La inteligencia emocional es una de las claves que marca la diferencia en un directivo consciente haciendo de él un líder excepcional y, aunque es importante y necesaria en cualquier posición, es evidente que a medida que ascendemos en la estructura organizativa ésta se convierte en imprescindible.

Si tenemos en cuenta las competencias que, según Daniel Goleman, componen la inteligencia emocional, podemos concluir que, en última instancia, el Coeficiente Emocional (CE) es un indicador equivalente al nivel de madurez de la persona.

Quien tiene un elevado CE, tiene la capacidad suficiente para salir de su zona de confort para, entre otras cosas:

  • Afrontar situaciones que, aun siendo necesarias, le resultan incómodas o desafiantes, por necesitar competencias diferentes a las suyas o una motivación mayor para su realización.

  • Prestar atención para comprender situaciones, perspectivas y/o discursos, que pueden llegar a ser diametralmente opuestos a los suyos.

  • Relacionarse con personas con perfiles personales diferentes al suyo, estableciendo una comunicación efectiva.

  • Gestionar las emociones de la forma más adecuada para aportar más valor a su entorno.

Es evidente que cada persona necesitará hacer énfasis en aspectos diferentes de las competencias vinculadas a la Inteligencia Emocional, puesto que su desarrollo dependerá de la idiosincrasia de cada uno.

Por ello, es importante analizar nuestro Coeficiente Emocional, ya que ello no sólo nos da la oportunidad de entender realmente cómo éste impacta en nuestra vida, sino también cómo podemos mejorarlo, ayudándonos a identificar los ámbitos específicos en los que hay que actuar para convertirnos en líderes excepcionales.
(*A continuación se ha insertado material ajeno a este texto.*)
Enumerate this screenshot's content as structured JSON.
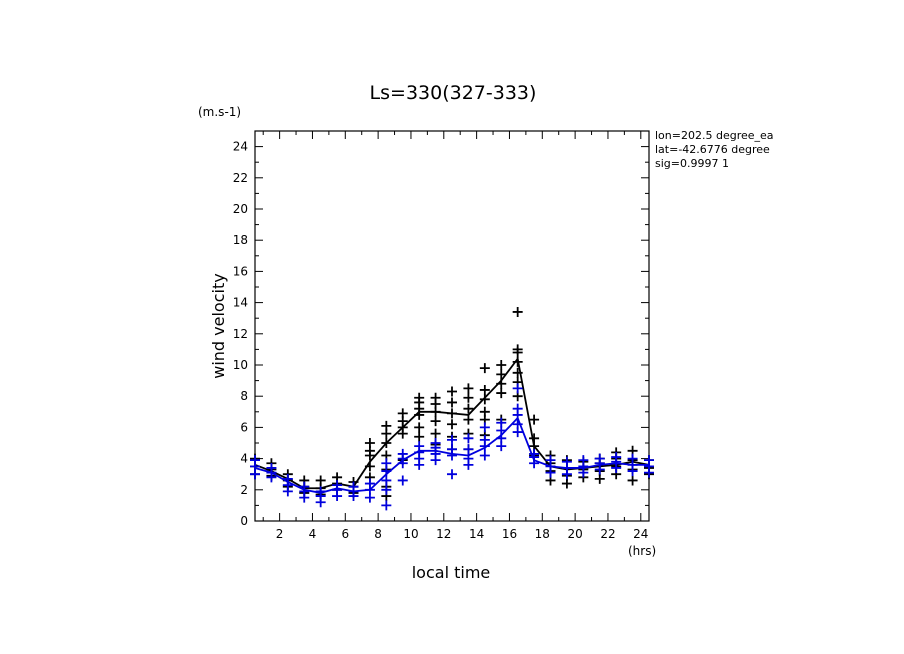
{
  "chart_data": {
    "type": "scatter",
    "title": "Ls=330(327-333)",
    "xlabel": "local time",
    "ylabel": "wind velocity",
    "x_unit": "(hrs)",
    "y_unit": "(m.s-1)",
    "info": [
      "lon=202.5 degree_ea",
      "lat=-42.6776 degree",
      "sig=0.9997 1"
    ],
    "xlim": [
      0.5,
      24.5
    ],
    "ylim": [
      0,
      25
    ],
    "xticks": [
      2,
      4,
      6,
      8,
      10,
      12,
      14,
      16,
      18,
      20,
      22,
      24
    ],
    "yticks": [
      0,
      2,
      4,
      6,
      8,
      10,
      12,
      14,
      16,
      18,
      20,
      22,
      24
    ],
    "grid": false,
    "series": [
      {
        "color": "#000000",
        "x": [
          0.5,
          1.5,
          2.5,
          3.5,
          4.5,
          5.5,
          6.5,
          7.5,
          8.5,
          9.5,
          10.5,
          11.5,
          12.5,
          13.5,
          14.5,
          15.5,
          16.5,
          17.5,
          18.5,
          19.5,
          20.5,
          21.5,
          22.5,
          23.5,
          24.5
        ],
        "mean": [
          3.6,
          3.2,
          2.7,
          2.1,
          2.1,
          2.4,
          2.2,
          3.8,
          5.0,
          6.0,
          7.0,
          7.0,
          6.9,
          6.8,
          7.9,
          9.0,
          10.4,
          4.8,
          3.5,
          3.3,
          3.4,
          3.5,
          3.6,
          3.8,
          3.6
        ],
        "points": [
          [
            0.5,
            3.0
          ],
          [
            0.5,
            3.5
          ],
          [
            0.5,
            4.0
          ],
          [
            1.5,
            2.9
          ],
          [
            1.5,
            3.3
          ],
          [
            1.5,
            3.7
          ],
          [
            2.5,
            2.2
          ],
          [
            2.5,
            2.6
          ],
          [
            2.5,
            3.0
          ],
          [
            3.5,
            1.8
          ],
          [
            3.5,
            2.2
          ],
          [
            3.5,
            2.6
          ],
          [
            4.5,
            1.7
          ],
          [
            4.5,
            2.1
          ],
          [
            4.5,
            2.6
          ],
          [
            5.5,
            2.0
          ],
          [
            5.5,
            2.4
          ],
          [
            5.5,
            2.8
          ],
          [
            6.5,
            1.8
          ],
          [
            6.5,
            2.2
          ],
          [
            6.5,
            2.5
          ],
          [
            7.5,
            2.8
          ],
          [
            7.5,
            3.5
          ],
          [
            7.5,
            4.2
          ],
          [
            7.5,
            4.5
          ],
          [
            7.5,
            5.0
          ],
          [
            8.5,
            1.6
          ],
          [
            8.5,
            2.2
          ],
          [
            8.5,
            3.3
          ],
          [
            8.5,
            4.2
          ],
          [
            8.5,
            5.0
          ],
          [
            8.5,
            5.6
          ],
          [
            8.5,
            6.1
          ],
          [
            9.5,
            3.9
          ],
          [
            9.5,
            5.6
          ],
          [
            9.5,
            6.0
          ],
          [
            9.5,
            6.4
          ],
          [
            9.5,
            6.9
          ],
          [
            10.5,
            5.4
          ],
          [
            10.5,
            6.0
          ],
          [
            10.5,
            6.8
          ],
          [
            10.5,
            7.2
          ],
          [
            10.5,
            7.6
          ],
          [
            10.5,
            7.9
          ],
          [
            11.5,
            4.9
          ],
          [
            11.5,
            5.6
          ],
          [
            11.5,
            6.4
          ],
          [
            11.5,
            7.0
          ],
          [
            11.5,
            7.5
          ],
          [
            11.5,
            7.9
          ],
          [
            12.5,
            4.6
          ],
          [
            12.5,
            5.4
          ],
          [
            12.5,
            6.2
          ],
          [
            12.5,
            6.9
          ],
          [
            12.5,
            7.6
          ],
          [
            12.5,
            8.3
          ],
          [
            13.5,
            4.6
          ],
          [
            13.5,
            5.6
          ],
          [
            13.5,
            6.5
          ],
          [
            13.5,
            7.2
          ],
          [
            13.5,
            7.9
          ],
          [
            13.5,
            8.5
          ],
          [
            14.5,
            5.5
          ],
          [
            14.5,
            6.5
          ],
          [
            14.5,
            7.0
          ],
          [
            14.5,
            7.8
          ],
          [
            14.5,
            8.4
          ],
          [
            14.5,
            9.8
          ],
          [
            15.5,
            6.5
          ],
          [
            15.5,
            8.2
          ],
          [
            15.5,
            8.8
          ],
          [
            15.5,
            9.4
          ],
          [
            15.5,
            10.0
          ],
          [
            16.5,
            8.0
          ],
          [
            16.5,
            8.9
          ],
          [
            16.5,
            9.5
          ],
          [
            16.5,
            10.2
          ],
          [
            16.5,
            10.8
          ],
          [
            16.5,
            11.0
          ],
          [
            16.5,
            13.4
          ],
          [
            17.5,
            4.2
          ],
          [
            17.5,
            4.8
          ],
          [
            17.5,
            5.3
          ],
          [
            17.5,
            6.5
          ],
          [
            18.5,
            2.6
          ],
          [
            18.5,
            3.2
          ],
          [
            18.5,
            3.7
          ],
          [
            18.5,
            4.2
          ],
          [
            19.5,
            2.4
          ],
          [
            19.5,
            2.9
          ],
          [
            19.5,
            3.4
          ],
          [
            19.5,
            3.9
          ],
          [
            20.5,
            2.8
          ],
          [
            20.5,
            3.3
          ],
          [
            20.5,
            3.8
          ],
          [
            21.5,
            2.7
          ],
          [
            21.5,
            3.2
          ],
          [
            21.5,
            3.7
          ],
          [
            21.5,
            4.0
          ],
          [
            22.5,
            3.0
          ],
          [
            22.5,
            3.5
          ],
          [
            22.5,
            4.0
          ],
          [
            22.5,
            4.4
          ],
          [
            23.5,
            2.6
          ],
          [
            23.5,
            3.3
          ],
          [
            23.5,
            3.9
          ],
          [
            23.5,
            4.5
          ],
          [
            24.5,
            3.0
          ],
          [
            24.5,
            3.4
          ],
          [
            24.5,
            3.9
          ]
        ]
      },
      {
        "color": "#0000dd",
        "x": [
          0.5,
          1.5,
          2.5,
          3.5,
          4.5,
          5.5,
          6.5,
          7.5,
          8.5,
          9.5,
          10.5,
          11.5,
          12.5,
          13.5,
          14.5,
          15.5,
          16.5,
          17.5,
          18.5,
          19.5,
          20.5,
          21.5,
          22.5,
          23.5,
          24.5
        ],
        "mean": [
          3.4,
          3.1,
          2.5,
          2.0,
          1.8,
          2.1,
          1.9,
          2.0,
          3.0,
          3.9,
          4.5,
          4.5,
          4.3,
          4.2,
          4.7,
          5.5,
          6.6,
          3.9,
          3.5,
          3.4,
          3.4,
          3.6,
          3.7,
          3.6,
          3.6
        ],
        "points": [
          [
            0.5,
            3.0
          ],
          [
            0.5,
            3.5
          ],
          [
            0.5,
            3.9
          ],
          [
            1.5,
            2.8
          ],
          [
            1.5,
            3.1
          ],
          [
            1.5,
            3.4
          ],
          [
            2.5,
            1.9
          ],
          [
            2.5,
            2.3
          ],
          [
            2.5,
            2.7
          ],
          [
            3.5,
            1.5
          ],
          [
            3.5,
            1.9
          ],
          [
            3.5,
            2.2
          ],
          [
            4.5,
            1.2
          ],
          [
            4.5,
            1.6
          ],
          [
            4.5,
            1.9
          ],
          [
            5.5,
            1.6
          ],
          [
            5.5,
            2.0
          ],
          [
            5.5,
            2.3
          ],
          [
            6.5,
            1.6
          ],
          [
            6.5,
            1.9
          ],
          [
            6.5,
            2.2
          ],
          [
            7.5,
            1.5
          ],
          [
            7.5,
            2.0
          ],
          [
            7.5,
            2.4
          ],
          [
            8.5,
            1.0
          ],
          [
            8.5,
            2.0
          ],
          [
            8.5,
            2.6
          ],
          [
            8.5,
            3.2
          ],
          [
            8.5,
            3.7
          ],
          [
            9.5,
            2.6
          ],
          [
            9.5,
            3.7
          ],
          [
            9.5,
            4.0
          ],
          [
            9.5,
            4.3
          ],
          [
            10.5,
            3.6
          ],
          [
            10.5,
            4.0
          ],
          [
            10.5,
            4.4
          ],
          [
            10.5,
            4.8
          ],
          [
            11.5,
            3.9
          ],
          [
            11.5,
            4.3
          ],
          [
            11.5,
            4.7
          ],
          [
            11.5,
            5.0
          ],
          [
            12.5,
            3.0
          ],
          [
            12.5,
            4.2
          ],
          [
            12.5,
            4.6
          ],
          [
            12.5,
            5.2
          ],
          [
            13.5,
            3.6
          ],
          [
            13.5,
            4.0
          ],
          [
            13.5,
            4.6
          ],
          [
            13.5,
            5.3
          ],
          [
            14.5,
            4.2
          ],
          [
            14.5,
            4.8
          ],
          [
            14.5,
            5.2
          ],
          [
            14.5,
            6.0
          ],
          [
            15.5,
            4.8
          ],
          [
            15.5,
            5.3
          ],
          [
            15.5,
            5.8
          ],
          [
            15.5,
            6.3
          ],
          [
            16.5,
            5.7
          ],
          [
            16.5,
            6.2
          ],
          [
            16.5,
            6.8
          ],
          [
            16.5,
            7.2
          ],
          [
            16.5,
            8.5
          ],
          [
            17.5,
            3.7
          ],
          [
            17.5,
            4.1
          ],
          [
            17.5,
            4.3
          ],
          [
            18.5,
            3.1
          ],
          [
            18.5,
            3.5
          ],
          [
            18.5,
            3.9
          ],
          [
            19.5,
            3.0
          ],
          [
            19.5,
            3.4
          ],
          [
            19.5,
            3.8
          ],
          [
            20.5,
            3.1
          ],
          [
            20.5,
            3.5
          ],
          [
            20.5,
            3.9
          ],
          [
            21.5,
            3.3
          ],
          [
            21.5,
            3.7
          ],
          [
            21.5,
            4.0
          ],
          [
            22.5,
            3.4
          ],
          [
            22.5,
            3.8
          ],
          [
            22.5,
            4.1
          ],
          [
            23.5,
            3.2
          ],
          [
            23.5,
            3.6
          ],
          [
            23.5,
            4.0
          ],
          [
            24.5,
            3.1
          ],
          [
            24.5,
            3.5
          ],
          [
            24.5,
            3.9
          ]
        ]
      }
    ]
  }
}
Aunque lo anterior es necesario, de un modo genérico podemos decir, que hay 6 claves que nos ayudarán a mejorar nuestro CE:

  • Trabajar en nuestro autoconocimiento para identificar nuestras fortalezas, nuestras áreas de mejora, nuestras emociones y qué es lo que las provoca…

  • Aprender a expresar adecuadamente nuestras emociones y sentimientos.

  • Aprender a focalizarse en lo que tenemos en común y las fortalezas de las personas que nos rodean.

  • Trabajar nuestros paradigmas para que se conviertan en generadores de energía y entusiasmo.

  • Aprender a identificar las características de las personas que están a nuestro alrededor, adaptando nuestro estilo de comunicación.

  • Practicar la empatía proactiva, predicando con el ejemplo y demostrando el tipo de comportamiento que deseamos ver en quienes nos rodean.